Psalm 130, De Profundis is een toonzetting van psalm 130 door Arnold Schönberg voor gemengd koor a capella. Het is het laatste werk dat Schönberg voltooide.

Psalm 130, De Profundis
Componist Arnold Schönberg
Soort compositie psalm
Gecomponeerd voor koor
Opusnummer 50B
Compositiedatum 1950
Première 29 januari 1954
Opgedragen aan Israël
Duur 5 minuten
Vorige werk Dreimal tausend Jahre
Volgende werk Moderner Psalm
Portaal  Portaalicoon   Klassieke muziek

Schönberg componeerde het werk voor een verzamelbundel met Joodse muziek; het boek Anthology of Jewish Music van Chemjo Vinaver, uit te geven door Edward B. Marks. Schönberg begon eraan op 30 juni 1950 en voltooide het dertien dagen later. De componist schreef de “muziek” onder de Hebreeuwse tekst en schreef daarbij zijn eigen Engelse vertaling. Het werk bleef voor Schönberg puur theoretisch; het is niet uitgevoerd tijdens zijn leven en de componist heeft nog aan Vinaver gevraagd of er al een uitvoering was geweest en of het verschil tussen de zang en spreekstem goed had uitgepakt. Vinaver moest het antwoord dus schuldig blijven.

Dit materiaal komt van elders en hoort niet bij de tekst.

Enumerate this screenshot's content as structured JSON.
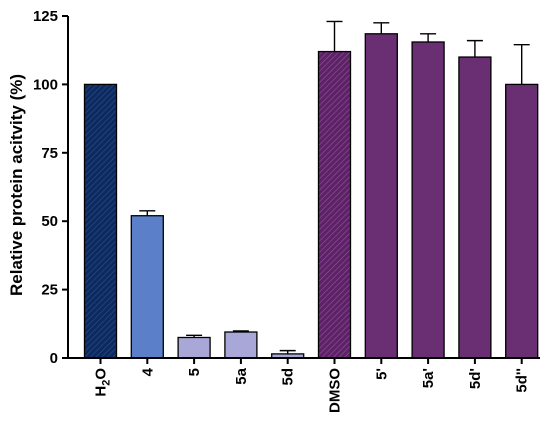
{
  "chart_data": {
    "type": "bar",
    "ylabel": "Relative protein acitvity (%)",
    "ylim": [
      0,
      125
    ],
    "yticks": [
      "0",
      "25",
      "50",
      "75",
      "100",
      "125"
    ],
    "grid": false,
    "categories": [
      {
        "label": "H",
        "sub": "2",
        "tail": "O",
        "value": 100,
        "error": 0,
        "color": "#0d2a5e",
        "hatch": true
      },
      {
        "label": "4",
        "sub": "",
        "tail": "",
        "value": 52,
        "error": 1.8,
        "color": "#5b80c9",
        "hatch": false
      },
      {
        "label": "5",
        "sub": "",
        "tail": "",
        "value": 7.5,
        "error": 0.8,
        "color": "#a9a6d8",
        "hatch": false
      },
      {
        "label": "5a",
        "sub": "",
        "tail": "",
        "value": 9.5,
        "error": 0.4,
        "color": "#a9a6d8",
        "hatch": false
      },
      {
        "label": "5d",
        "sub": "",
        "tail": "",
        "value": 1.5,
        "error": 1.2,
        "color": "#a9a6d8",
        "hatch": false
      },
      {
        "label": "DMSO",
        "sub": "",
        "tail": "",
        "value": 112,
        "error": 11,
        "color": "#6a2f73",
        "hatch": true
      },
      {
        "label": "5'",
        "sub": "",
        "tail": "",
        "value": 118.5,
        "error": 4,
        "color": "#6a2f73",
        "hatch": false
      },
      {
        "label": "5a'",
        "sub": "",
        "tail": "",
        "value": 115.5,
        "error": 3,
        "color": "#6a2f73",
        "hatch": false
      },
      {
        "label": "5d'",
        "sub": "",
        "tail": "",
        "value": 110,
        "error": 6,
        "color": "#6a2f73",
        "hatch": false
      },
      {
        "label": "5d''",
        "sub": "",
        "tail": "",
        "value": 100,
        "error": 14.5,
        "color": "#6a2f73",
        "hatch": false
      }
    ]
  }
}
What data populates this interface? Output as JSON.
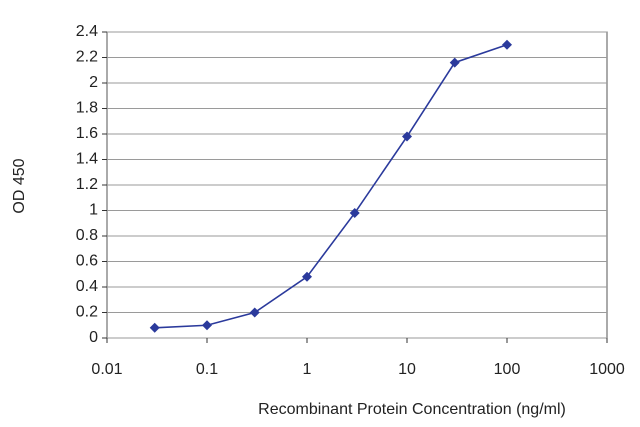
{
  "chart_data": {
    "type": "line",
    "x_label": "Recombinant Protein Concentration (ng/ml)",
    "y_label": "OD 450",
    "x": [
      0.03,
      0.1,
      0.3,
      1,
      3,
      10,
      30,
      100
    ],
    "values": [
      0.08,
      0.1,
      0.2,
      0.48,
      0.98,
      1.58,
      2.16,
      2.3
    ],
    "color": "#2b3a9c",
    "xscale": "log",
    "xlim": [
      0.01,
      1000
    ],
    "xticks": [
      0.01,
      0.1,
      1,
      10,
      100,
      1000
    ],
    "ylim": [
      0,
      2.4
    ],
    "yticks": [
      0,
      0.2,
      0.4,
      0.6,
      0.8,
      1,
      1.2,
      1.4,
      1.6,
      1.8,
      2,
      2.2,
      2.4
    ],
    "grid": true
  }
}
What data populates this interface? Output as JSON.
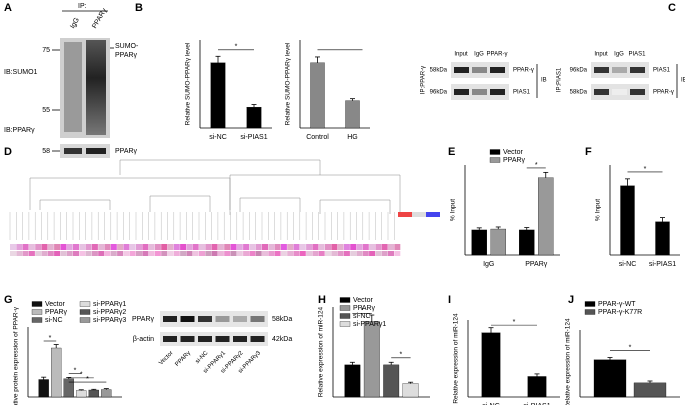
{
  "chart_data": [
    {
      "panel": "B",
      "type": "bar",
      "ylabel": "Relative SUMO-PPARγ level",
      "categories": [
        "si-NC",
        "si-PIAS1"
      ],
      "values": [
        1.0,
        0.32
      ],
      "errors": [
        0.1,
        0.04
      ],
      "color": "#000000",
      "ylim": [
        0,
        1.35
      ],
      "significance": [
        "*"
      ]
    },
    {
      "type": "bar",
      "ylabel": "Relative SUMO-PPARγ level",
      "categories": [
        "Control",
        "HG"
      ],
      "values": [
        1.0,
        0.42
      ],
      "errors": [
        0.09,
        0.03
      ],
      "color": "#888888",
      "ylim": [
        0,
        1.35
      ]
    },
    {
      "panel": "E",
      "type": "bar",
      "ylabel": "% Input",
      "categories": [
        "IgG",
        "PPARγ"
      ],
      "series": [
        {
          "name": "Vector",
          "color": "#000000",
          "values": [
            0.85,
            0.85
          ],
          "errors": [
            0.07,
            0.08
          ]
        },
        {
          "name": "PPARγ",
          "color": "#999999",
          "values": [
            0.88,
            2.62
          ],
          "errors": [
            0.07,
            0.18
          ]
        }
      ],
      "ylim": [
        0,
        3.05
      ],
      "significance": [
        "*"
      ]
    },
    {
      "panel": "F",
      "type": "bar",
      "ylabel": "% Input",
      "categories": [
        "si-NC",
        "si-PIAS1"
      ],
      "values": [
        1.0,
        0.48
      ],
      "errors": [
        0.1,
        0.06
      ],
      "color": "#000000",
      "ylim": [
        0,
        1.3
      ],
      "significance": [
        "*"
      ]
    },
    {
      "panel": "G",
      "type": "bar",
      "ylabel": "Relative protein expression of PPAR-γ",
      "categories": [
        null
      ],
      "series": [
        {
          "name": "Vector",
          "color": "#111111",
          "values": [
            0.75
          ],
          "errors": [
            0.1
          ]
        },
        {
          "name": "PPARγ",
          "color": "#bbbbbb",
          "values": [
            2.1
          ],
          "errors": [
            0.15
          ]
        },
        {
          "name": "si-NC",
          "color": "#666666",
          "values": [
            0.78
          ],
          "errors": [
            0.06
          ]
        },
        {
          "name": "si-PPARγ1",
          "color": "#dddddd",
          "values": [
            0.28
          ],
          "errors": [
            0.03
          ]
        },
        {
          "name": "si-PPARγ2",
          "color": "#555555",
          "values": [
            0.3
          ],
          "errors": [
            0.03
          ]
        },
        {
          "name": "si-PPARγ3",
          "color": "#999999",
          "values": [
            0.32
          ],
          "errors": [
            0.04
          ]
        }
      ],
      "ylim": [
        0,
        3
      ],
      "significance": [
        "*",
        "*",
        "*",
        "*"
      ]
    },
    {
      "panel": "H",
      "type": "bar",
      "ylabel": "Relative expression of miR-124",
      "categories": [
        null
      ],
      "series": [
        {
          "name": "Vector",
          "color": "#000000",
          "values": [
            1.0
          ],
          "errors": [
            0.08
          ]
        },
        {
          "name": "PPARγ",
          "color": "#999999",
          "values": [
            2.35
          ],
          "errors": [
            0.2
          ]
        },
        {
          "name": "si-NC",
          "color": "#555555",
          "values": [
            1.0
          ],
          "errors": [
            0.08
          ]
        },
        {
          "name": "si-PPARγ1",
          "color": "#dddddd",
          "values": [
            0.42
          ],
          "errors": [
            0.04
          ]
        }
      ],
      "ylim": [
        0,
        2.8
      ],
      "significance": [
        "*",
        "*"
      ]
    },
    {
      "panel": "I",
      "type": "bar",
      "ylabel": "Relative expression of miR-124",
      "categories": [
        "si-NC",
        "si-PIAS1"
      ],
      "values": [
        1.0,
        0.32
      ],
      "errors": [
        0.08,
        0.04
      ],
      "color": "#000000",
      "ylim": [
        0,
        1.2
      ],
      "significance": [
        "*"
      ]
    },
    {
      "panel": "J",
      "type": "bar",
      "ylabel": "Relative expression of miR-124",
      "categories": [
        null
      ],
      "series": [
        {
          "name": "PPAR-γ-WT",
          "color": "#000000",
          "values": [
            1.0
          ],
          "errors": [
            0.06
          ]
        },
        {
          "name": "PPAR-γ-K77R",
          "color": "#555555",
          "values": [
            0.38
          ],
          "errors": [
            0.05
          ]
        }
      ],
      "ylim": [
        0,
        1.8
      ],
      "significance": [
        "*"
      ]
    }
  ],
  "blots": {
    "A": {
      "panel": "A",
      "ip": "IP:",
      "lanes": [
        "IgG",
        "PPARγ"
      ],
      "markers": [
        "75",
        "55",
        "58"
      ],
      "top_ib": "IB:SUMO1",
      "bottom_ib": "IB:PPARγ",
      "sumo": [
        "SUMO-",
        "PPARγ"
      ],
      "band": "PPARγ"
    },
    "C": {
      "panel": "C",
      "left": {
        "lanes": [
          "Input",
          "IgG",
          "PPAR-γ"
        ],
        "sizes": [
          "58kDa",
          "96kDa"
        ],
        "ip": "IP:PPAR-γ",
        "bands": [
          "PPAR-γ",
          "PIAS1"
        ],
        "ib": "IB"
      },
      "right": {
        "lanes": [
          "Input",
          "IgG",
          "PIAS1"
        ],
        "sizes": [
          "96kDa",
          "58kDa"
        ],
        "ip": "IP:PIAS1",
        "bands": [
          "PIAS1",
          "PPAR-γ"
        ],
        "ib": "IB"
      }
    },
    "D": {
      "panel": "D"
    },
    "G": {
      "bands": [
        "PPARγ",
        "β-actin"
      ],
      "sizes": [
        "58kDa",
        "42kDa"
      ],
      "lanes": [
        "Vector",
        "PPARγ",
        "si-NC",
        "si-PPARγ1",
        "si-PPARγ2",
        "si-PPARγ3"
      ]
    }
  }
}
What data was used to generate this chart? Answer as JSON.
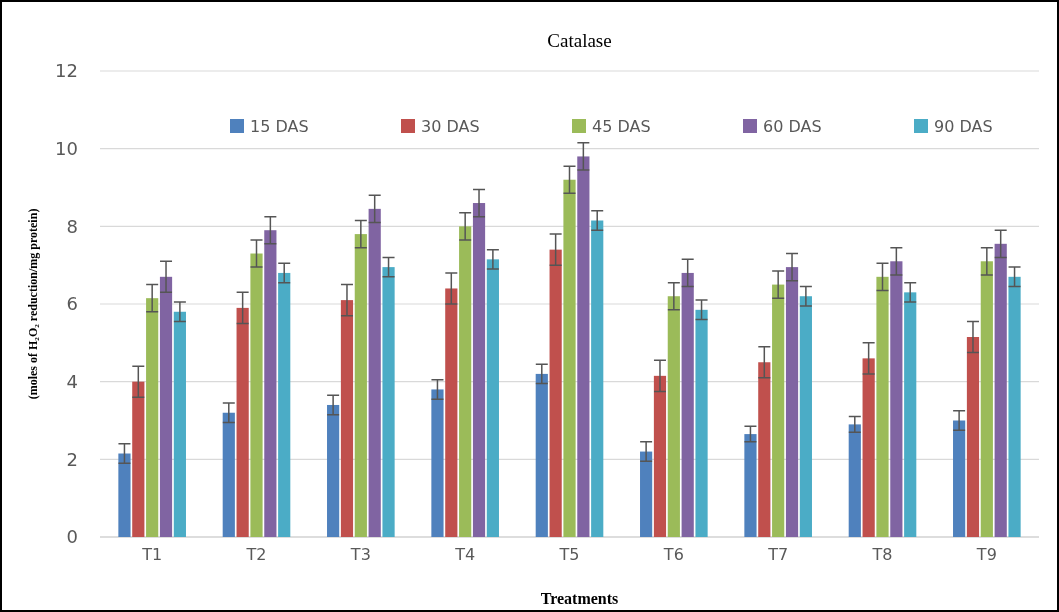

Schönberg raakte wel de kern van zijn stuk, want het meest opvallende aan dit werk is de combinatie en afwisseling van zang en spreekstem. Daarnaast heeft het werk een enorme dynamiek, van uiterst ingetogen tot fortissimo, en dat al in de eerste regel. Ook het wisselend ritme, een van Schönbergs stokpaardjes, bezorgde en bezorgt dirigent en koren problemen. Het zesstemmig werk benut daarbij ook het totale bereik van de zangers.

De eerste uitvoering vond plaats in Keulen in 1954, door het koor van de WDR onder leiding van Bernard Zimmermann. Het werk is sindsdien tientallen keren opgenomen.

Opus 50a is het veel toegankelijker Dreimal tausend Jahre; opus 50c is het onvoltooide Moderner Psalm.